Home MondeComment les garçons de Los Angeles sont-ils devenus un artiste de classe mondiale?

Comment les garçons de Los Angeles sont-ils devenus un artiste de classe mondiale?

by Clara Dubois

Mark Bradford, un artiste abstrait qui représente les contemporains. Derrière lui, il y a une série de nouvelles tempêtes qui sont poussées pour cette exposition. Il a étudié l’ouragan Katrina, qui a frappé le sud des États-Unis en 2005 et a remarqué la vie défavorisée révélée dans le processus de récupération. Kwon, Hyuk -Jae, photographe

Mark Bradford, Float, 2019, Materials mixtes, pour une gentille concession de l'artiste et Hauser & Wirth. Lovepacific

Mark Bradford, Float, 2019, Materials mixtes, pour une gentille concession de l’artiste et Hauser & Wirth.
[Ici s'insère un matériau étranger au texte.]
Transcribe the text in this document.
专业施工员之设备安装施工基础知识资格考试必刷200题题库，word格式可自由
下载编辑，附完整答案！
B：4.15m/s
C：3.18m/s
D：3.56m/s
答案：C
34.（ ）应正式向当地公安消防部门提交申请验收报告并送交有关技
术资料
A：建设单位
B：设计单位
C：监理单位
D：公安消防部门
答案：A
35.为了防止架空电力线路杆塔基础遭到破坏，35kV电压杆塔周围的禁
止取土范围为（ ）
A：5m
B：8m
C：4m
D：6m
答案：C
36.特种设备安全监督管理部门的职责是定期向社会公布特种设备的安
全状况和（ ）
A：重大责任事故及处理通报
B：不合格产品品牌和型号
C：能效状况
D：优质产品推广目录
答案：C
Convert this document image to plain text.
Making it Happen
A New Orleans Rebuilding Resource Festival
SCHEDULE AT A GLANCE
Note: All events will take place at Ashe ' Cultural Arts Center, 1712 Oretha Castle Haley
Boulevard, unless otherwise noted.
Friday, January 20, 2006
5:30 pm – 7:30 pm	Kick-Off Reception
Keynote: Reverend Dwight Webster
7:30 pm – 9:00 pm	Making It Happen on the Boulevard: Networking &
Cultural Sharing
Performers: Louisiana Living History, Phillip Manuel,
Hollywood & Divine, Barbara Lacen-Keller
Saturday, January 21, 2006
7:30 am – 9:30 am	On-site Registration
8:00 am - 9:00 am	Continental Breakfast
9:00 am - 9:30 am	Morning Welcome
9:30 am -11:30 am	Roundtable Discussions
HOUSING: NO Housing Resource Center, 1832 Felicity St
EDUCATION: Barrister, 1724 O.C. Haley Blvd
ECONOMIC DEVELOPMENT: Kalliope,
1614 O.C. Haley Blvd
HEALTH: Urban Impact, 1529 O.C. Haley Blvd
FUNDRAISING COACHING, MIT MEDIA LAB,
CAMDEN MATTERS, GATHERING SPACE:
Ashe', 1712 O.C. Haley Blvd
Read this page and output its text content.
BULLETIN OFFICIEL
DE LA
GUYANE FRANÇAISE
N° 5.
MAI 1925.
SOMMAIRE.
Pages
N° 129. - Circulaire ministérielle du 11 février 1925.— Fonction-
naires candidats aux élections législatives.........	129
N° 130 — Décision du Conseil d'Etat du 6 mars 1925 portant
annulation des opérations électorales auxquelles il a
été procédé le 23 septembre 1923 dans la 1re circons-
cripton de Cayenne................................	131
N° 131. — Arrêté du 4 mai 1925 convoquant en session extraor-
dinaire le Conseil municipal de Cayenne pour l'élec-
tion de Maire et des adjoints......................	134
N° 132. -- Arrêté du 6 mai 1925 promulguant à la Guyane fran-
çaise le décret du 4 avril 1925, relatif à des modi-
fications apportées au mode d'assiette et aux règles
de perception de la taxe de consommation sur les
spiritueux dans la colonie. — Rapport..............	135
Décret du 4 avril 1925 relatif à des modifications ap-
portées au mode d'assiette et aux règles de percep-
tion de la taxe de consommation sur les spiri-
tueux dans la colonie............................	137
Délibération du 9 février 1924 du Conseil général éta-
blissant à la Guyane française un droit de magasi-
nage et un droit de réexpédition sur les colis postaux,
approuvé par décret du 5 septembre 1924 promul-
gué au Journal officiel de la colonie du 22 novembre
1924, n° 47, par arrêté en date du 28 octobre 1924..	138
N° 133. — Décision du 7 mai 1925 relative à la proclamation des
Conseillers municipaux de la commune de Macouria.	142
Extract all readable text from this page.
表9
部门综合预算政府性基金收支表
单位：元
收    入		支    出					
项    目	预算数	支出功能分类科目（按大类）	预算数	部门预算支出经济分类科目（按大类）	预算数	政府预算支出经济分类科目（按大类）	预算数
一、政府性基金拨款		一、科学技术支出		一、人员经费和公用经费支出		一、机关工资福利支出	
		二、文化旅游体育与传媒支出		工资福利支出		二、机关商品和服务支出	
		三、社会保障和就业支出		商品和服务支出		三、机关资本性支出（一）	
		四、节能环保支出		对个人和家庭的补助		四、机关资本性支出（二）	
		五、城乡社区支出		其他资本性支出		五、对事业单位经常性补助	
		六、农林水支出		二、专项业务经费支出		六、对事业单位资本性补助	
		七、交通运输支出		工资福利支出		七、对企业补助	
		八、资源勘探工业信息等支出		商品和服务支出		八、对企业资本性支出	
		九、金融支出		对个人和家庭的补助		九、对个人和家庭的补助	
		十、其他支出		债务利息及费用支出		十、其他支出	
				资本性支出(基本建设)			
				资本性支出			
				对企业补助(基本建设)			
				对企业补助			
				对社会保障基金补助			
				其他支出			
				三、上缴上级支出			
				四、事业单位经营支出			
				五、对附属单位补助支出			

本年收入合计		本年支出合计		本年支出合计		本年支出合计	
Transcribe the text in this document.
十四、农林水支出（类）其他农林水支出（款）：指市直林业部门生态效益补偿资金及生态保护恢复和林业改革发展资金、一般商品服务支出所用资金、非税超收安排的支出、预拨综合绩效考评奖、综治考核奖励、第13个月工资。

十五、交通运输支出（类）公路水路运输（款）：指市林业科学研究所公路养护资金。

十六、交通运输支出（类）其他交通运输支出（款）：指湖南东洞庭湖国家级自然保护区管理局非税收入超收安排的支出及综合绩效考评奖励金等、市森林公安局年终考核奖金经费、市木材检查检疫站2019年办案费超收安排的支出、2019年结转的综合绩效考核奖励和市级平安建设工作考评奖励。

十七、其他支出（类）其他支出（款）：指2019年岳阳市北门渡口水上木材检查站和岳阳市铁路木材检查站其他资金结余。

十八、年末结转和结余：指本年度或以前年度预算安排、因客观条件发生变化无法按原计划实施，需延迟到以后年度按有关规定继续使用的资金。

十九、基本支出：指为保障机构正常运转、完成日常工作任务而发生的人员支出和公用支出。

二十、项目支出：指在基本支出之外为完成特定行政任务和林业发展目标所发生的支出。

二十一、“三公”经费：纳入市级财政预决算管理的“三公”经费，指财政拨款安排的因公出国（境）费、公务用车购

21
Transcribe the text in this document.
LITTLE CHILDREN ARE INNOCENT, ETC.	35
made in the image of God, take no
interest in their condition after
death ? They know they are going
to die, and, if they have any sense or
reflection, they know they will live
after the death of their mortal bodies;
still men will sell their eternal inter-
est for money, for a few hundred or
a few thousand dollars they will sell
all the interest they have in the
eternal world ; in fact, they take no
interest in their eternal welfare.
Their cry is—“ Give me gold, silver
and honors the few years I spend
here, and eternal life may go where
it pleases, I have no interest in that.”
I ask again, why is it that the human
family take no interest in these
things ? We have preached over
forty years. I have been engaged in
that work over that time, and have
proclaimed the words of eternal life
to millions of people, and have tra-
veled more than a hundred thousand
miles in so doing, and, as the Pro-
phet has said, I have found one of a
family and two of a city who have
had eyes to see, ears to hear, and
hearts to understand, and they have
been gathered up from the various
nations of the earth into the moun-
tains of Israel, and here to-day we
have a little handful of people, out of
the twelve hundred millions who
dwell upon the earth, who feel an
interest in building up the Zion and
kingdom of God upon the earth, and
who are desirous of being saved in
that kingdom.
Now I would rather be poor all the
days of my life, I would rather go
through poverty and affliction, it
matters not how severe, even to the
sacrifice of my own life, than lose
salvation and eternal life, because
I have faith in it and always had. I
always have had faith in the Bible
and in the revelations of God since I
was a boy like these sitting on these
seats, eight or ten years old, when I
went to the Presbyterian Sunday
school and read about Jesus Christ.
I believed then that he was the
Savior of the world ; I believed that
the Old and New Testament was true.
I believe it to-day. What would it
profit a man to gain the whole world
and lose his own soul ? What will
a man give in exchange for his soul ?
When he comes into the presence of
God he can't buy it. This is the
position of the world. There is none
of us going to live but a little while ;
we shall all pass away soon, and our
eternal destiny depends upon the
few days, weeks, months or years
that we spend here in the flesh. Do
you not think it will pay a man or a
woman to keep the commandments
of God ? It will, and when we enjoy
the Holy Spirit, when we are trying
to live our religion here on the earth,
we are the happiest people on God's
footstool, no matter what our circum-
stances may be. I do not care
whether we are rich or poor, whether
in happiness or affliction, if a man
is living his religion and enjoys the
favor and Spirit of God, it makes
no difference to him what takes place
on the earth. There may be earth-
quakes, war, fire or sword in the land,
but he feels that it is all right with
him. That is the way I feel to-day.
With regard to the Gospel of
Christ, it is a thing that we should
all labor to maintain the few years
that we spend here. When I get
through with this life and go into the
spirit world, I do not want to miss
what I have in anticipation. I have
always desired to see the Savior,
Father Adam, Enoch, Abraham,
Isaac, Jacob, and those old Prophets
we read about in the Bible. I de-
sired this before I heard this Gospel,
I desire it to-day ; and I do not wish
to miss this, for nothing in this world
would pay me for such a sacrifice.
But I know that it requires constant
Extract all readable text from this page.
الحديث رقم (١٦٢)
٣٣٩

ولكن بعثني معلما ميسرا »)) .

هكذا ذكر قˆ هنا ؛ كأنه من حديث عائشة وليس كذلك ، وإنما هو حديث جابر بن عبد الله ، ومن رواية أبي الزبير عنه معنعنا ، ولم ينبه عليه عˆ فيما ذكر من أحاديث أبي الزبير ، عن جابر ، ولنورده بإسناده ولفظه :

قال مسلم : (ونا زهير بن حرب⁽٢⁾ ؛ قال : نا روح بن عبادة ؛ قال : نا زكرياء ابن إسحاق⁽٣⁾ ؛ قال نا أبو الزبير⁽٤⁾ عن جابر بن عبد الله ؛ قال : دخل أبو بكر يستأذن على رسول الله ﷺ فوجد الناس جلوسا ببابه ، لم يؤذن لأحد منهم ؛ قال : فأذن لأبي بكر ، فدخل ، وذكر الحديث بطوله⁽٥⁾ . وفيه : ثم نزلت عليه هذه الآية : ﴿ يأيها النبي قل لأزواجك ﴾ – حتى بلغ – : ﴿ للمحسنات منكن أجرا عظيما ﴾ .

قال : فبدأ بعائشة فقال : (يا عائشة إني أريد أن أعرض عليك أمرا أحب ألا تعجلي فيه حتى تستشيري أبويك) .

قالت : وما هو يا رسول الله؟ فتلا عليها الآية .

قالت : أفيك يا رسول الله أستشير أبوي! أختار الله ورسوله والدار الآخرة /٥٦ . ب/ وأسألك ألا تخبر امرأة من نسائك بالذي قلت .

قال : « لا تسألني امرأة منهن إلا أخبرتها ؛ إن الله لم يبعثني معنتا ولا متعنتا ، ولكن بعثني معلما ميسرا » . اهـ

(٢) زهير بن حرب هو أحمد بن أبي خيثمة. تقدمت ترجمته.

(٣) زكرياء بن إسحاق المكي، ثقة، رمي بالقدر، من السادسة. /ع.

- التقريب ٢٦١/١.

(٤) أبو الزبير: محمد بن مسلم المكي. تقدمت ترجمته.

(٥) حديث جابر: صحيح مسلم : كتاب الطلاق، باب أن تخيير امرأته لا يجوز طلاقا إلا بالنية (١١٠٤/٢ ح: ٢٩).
Lovepacific

Mark Bradford, il verra que le pays brûle pour être le roi des cendres, 2019, matériel mixte, gracieuseté de l'artiste et Hauser et serait. La dimension mutuelle révèle que nous ne partageons jamais le même monde même si nous vivons sur la même planète. Photo AmorePacific Museum

Mark Bradford, il verra que le pays brûle pour être le roi des cendres, 2019, matériel mixte, gracieuseté de l’artiste et Hauser et serait. La dimension mutuelle révèle que nous ne partageons jamais le même monde même si nous vivons sur la même planète. Photo AmorePacific Museum

2017 L’écrivain représentatif de la Biennale de Venise, 2021 Magazine Time “The 100 les plus influents des figures du monde”, 19e en 2024 Art Review “Power100”. Au cours de la dernière décennie, il y a eu un artiste dans le monde, qui émerge dans le monde de l’art du monde. Mark Bradford.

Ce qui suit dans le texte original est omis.